L’échec cuisant de la lutte contre l’abandon scolaire en Tunisie

En Tunisie, 83% des candidats de la 9e année de base et 75% des candidats de la 6e année primaire se trouvent en situation de quasi-analphabétisme, soient 50 000 enfants analphabètes quittent les bancs de l’école chaque année après 9 ans de scolarisation et de dépenses nationales et familiales. Qu’a-t-on fait pour mettre fin à cette hécatombe qui dure depuis de nombreuses années ? Rien du tout…

Jamel Sakrani *

Dans le cadre de la lutte contre l’abandon scolaire, le phénomène le plus inquiétant pour la  société tunisienne, le ministère de l’Éducation, appuyé par le Bureau de l’Unicef à Tunis, a lancé en 2018 le M3D (Modèle intra-scolaire de lutte contre l’abandon et l’échec scolaire basé sur 3 dispositifs) devenu M4D plus tard après avoir ajouté un quatrième dispositif.
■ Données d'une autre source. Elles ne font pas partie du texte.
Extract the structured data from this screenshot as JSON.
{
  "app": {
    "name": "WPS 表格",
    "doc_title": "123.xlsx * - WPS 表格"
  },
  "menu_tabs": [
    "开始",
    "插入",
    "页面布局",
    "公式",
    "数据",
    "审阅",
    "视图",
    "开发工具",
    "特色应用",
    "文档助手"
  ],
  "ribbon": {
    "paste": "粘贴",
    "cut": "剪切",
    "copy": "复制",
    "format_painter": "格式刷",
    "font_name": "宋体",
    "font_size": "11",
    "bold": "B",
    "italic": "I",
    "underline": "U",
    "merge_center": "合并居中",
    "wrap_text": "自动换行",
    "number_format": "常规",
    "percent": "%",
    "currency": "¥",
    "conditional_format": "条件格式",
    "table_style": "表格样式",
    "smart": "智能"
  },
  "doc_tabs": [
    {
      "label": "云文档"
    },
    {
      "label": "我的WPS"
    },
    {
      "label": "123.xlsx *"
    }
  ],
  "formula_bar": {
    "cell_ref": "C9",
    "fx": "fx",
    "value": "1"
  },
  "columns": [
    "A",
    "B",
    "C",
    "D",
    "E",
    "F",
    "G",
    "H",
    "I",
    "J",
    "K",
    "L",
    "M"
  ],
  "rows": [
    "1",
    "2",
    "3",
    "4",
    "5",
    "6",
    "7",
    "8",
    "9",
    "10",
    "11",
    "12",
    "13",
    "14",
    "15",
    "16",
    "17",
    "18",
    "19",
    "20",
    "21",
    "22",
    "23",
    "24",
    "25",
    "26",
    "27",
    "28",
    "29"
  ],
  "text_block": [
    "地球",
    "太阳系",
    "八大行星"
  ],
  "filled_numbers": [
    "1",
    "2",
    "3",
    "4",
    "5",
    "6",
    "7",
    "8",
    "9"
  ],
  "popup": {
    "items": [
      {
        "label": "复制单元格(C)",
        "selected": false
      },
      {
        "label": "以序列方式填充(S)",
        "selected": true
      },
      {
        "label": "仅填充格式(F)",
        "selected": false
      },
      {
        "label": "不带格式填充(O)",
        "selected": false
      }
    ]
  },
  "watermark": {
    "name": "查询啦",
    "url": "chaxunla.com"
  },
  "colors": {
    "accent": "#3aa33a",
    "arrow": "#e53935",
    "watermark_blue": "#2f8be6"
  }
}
Pour lancer un projet d’une telle ampleur et au coût exorbitant, le ministère de l’Éducation doit être conscient de la gravité du décrochage scolaire. Encore faut-il qu’il réussisse dans sa mise en œuvre et enregistre des avancées sur ce front de l’abandon scolaire, fut-elles minimes. Et c’est là où me bât blesse…  

Mais d’abord, qu’est-ce que le M4D? Quel est le taux d’achèvement de ce projet? Quelle est sa couverture? Et quelle est la qualité de ses outputs?
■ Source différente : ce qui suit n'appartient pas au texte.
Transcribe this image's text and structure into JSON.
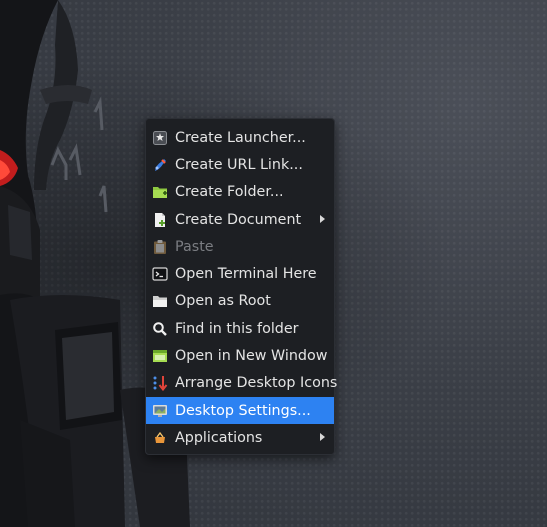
{
  "desktop": {
    "context_menu": {
      "items": [
        {
          "label": "Create Launcher..."
        },
        {
          "label": "Create URL Link..."
        },
        {
          "label": "Create Folder..."
        },
        {
          "label": "Create Document"
        },
        {
          "label": "Paste"
        },
        {
          "label": "Open Terminal Here"
        },
        {
          "label": "Open as Root"
        },
        {
          "label": "Find in this folder"
        },
        {
          "label": "Open in New Window"
        },
        {
          "label": "Arrange Desktop Icons"
        },
        {
          "label": "Desktop Settings..."
        },
        {
          "label": "Applications"
        }
      ]
    }
  },
  "colors": {
    "menu_bg": "#1d1f23",
    "selection": "#2d82f2",
    "text": "#e4e4e4",
    "disabled_text": "#7b7d82",
    "folder_green": "#8ec940",
    "wallpaper": "#3b3f47"
  }
}
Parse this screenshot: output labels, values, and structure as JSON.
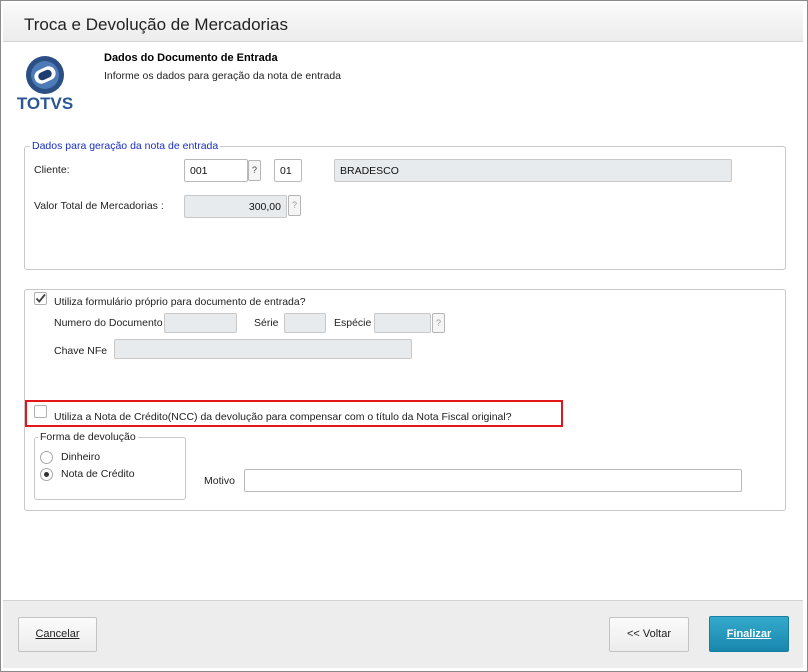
{
  "window": {
    "title": "Troca e Devolução de Mercadorias"
  },
  "header": {
    "logo_text": "TOTVS",
    "title": "Dados do Documento de Entrada",
    "subtitle": "Informe os dados para geração da nota de entrada"
  },
  "entry_section": {
    "legend": "Dados para geração da nota de entrada",
    "cliente_label": "Cliente:",
    "cliente_code": "001",
    "cliente_store": "01",
    "cliente_name": "BRADESCO",
    "valor_label": "Valor Total de Mercadorias :",
    "valor_value": "300,00",
    "lookup_glyph": "?"
  },
  "own_form": {
    "checkbox_label": "Utiliza formulário próprio para documento de entrada?",
    "checked": true,
    "numero_label": "Numero do Documento",
    "numero_value": "",
    "serie_label": "Série",
    "serie_value": "",
    "especie_label": "Espécie",
    "especie_value": "",
    "chave_label": "Chave NFe",
    "chave_value": ""
  },
  "ncc": {
    "checkbox_label": "Utiliza a Nota de Crédito(NCC) da devolução para compensar com o título da Nota Fiscal original?",
    "checked": false,
    "highlight_color": "#e3161b"
  },
  "devolucao": {
    "legend": "Forma de devolução",
    "options": [
      {
        "label": "Dinheiro",
        "selected": false
      },
      {
        "label": "Nota de Crédito",
        "selected": true
      }
    ],
    "motivo_label": "Motivo",
    "motivo_value": ""
  },
  "footer": {
    "cancel_label": "Cancelar",
    "back_label": "<< Voltar",
    "finish_label": "Finalizar",
    "accent_color": "#1e93bb"
  }
}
Le M4D est un projet qui vise à réduire l’échec scolaire avec des mesures de prévention et de re-médiation. Un consortium composé d’experts nationaux et internationaux ont développé à cet effet, avec des acteurs de terrain, les 4 dispositifs de ce modèle que l’on peut consulter sur le site officiel de l’Unicef).

Espoir perdu et chaos du pilotage

Au démarrage du projet, ces dispositifs ont été déployés dans 9 sites pilotes (2 écoles primaires et 7 collèges et lycées) en vue de leur généralisation par la suite. Mais malgré l’engagement affiché par les acteurs régionaux (les équipes locales de chaque site pilote formées d’inspecteurs, de psychologues, de conseillers en orientation, etc.), le M4D se trouve toujours, 6 ans après sa mise en route, avec les mêmes 9 sites pilotes et une couverture partielle des dispositifs.

La conduite et le pilotage de ce projet ont été confiés à la Direction générale de l’enseignement secondaire et du cycle préparatoire. Depuis son lancement, cette structure a connu 4 changements à sa tête et des dizaines de changements au niveau du reste des fonctions. Étant donné que la passation dans la fonction publique est une affaire purement festive (prise de photos, fleurs, boissons, salés et sucrés), personne au ministère de l’Éducation ne détient aujourd’hui tout le dossier du M4D. C’est un chaos total dans un projet des plus coûteux du ministère si ce n’est pas le plus coûteux

Avec taux d’achèvement du projet bizarrement négatif de -0,06%, un taux de couverture de 0,044% au primaire et 0,49% aux collèges et lycées, on peut dire que le M4D offre l’exemple parfait de la défaillance du système de gestion des services publics et de l’accumulation des échecs de ses responsables.

Echec de la lutte contre l’échec

Une étude lancée par l’Unicef et l’Unesco et publiée en octobre 2014 a révélé que 200 000 enfants Tunisiens âgés de 5 à 14 ans sont concernés par les différentes dimensions d’exclusion scolaire, soit environ 12%. Plus de 100 000 enfants soit plus que la moitié (60%) se trouvent en situation de risque d’abandon. Ces chiffres ne cessent d’augmenter d’une année à l’autre accompagnés d’une croissance très alarmante du taux d’analphabétisme.

Le 18 septembre 2022, Fathi Sellaouti, alors ministre de l’Education, déclarait sur Shems FM que 83% des candidats de la 9e année de base et 75% des candidats de la 6e année primaire sont en situation de quasi-analphabétisme, soit 50 000 enfants analphabètes se trouvant en dehors de l’école chaque année et après 9 ans de scolarisation et de dépenses nationales et familiales. C’est un véritable «crime contre l’humanité» et un vrai désastre qui indique sans doute l’échec de toutes les initiatives de lutte contre l’échec scolaire à cause d’une bureaucratie aussi incompétente que couteuse et nocive.

* Fonctionnaire au ministère de l’Education.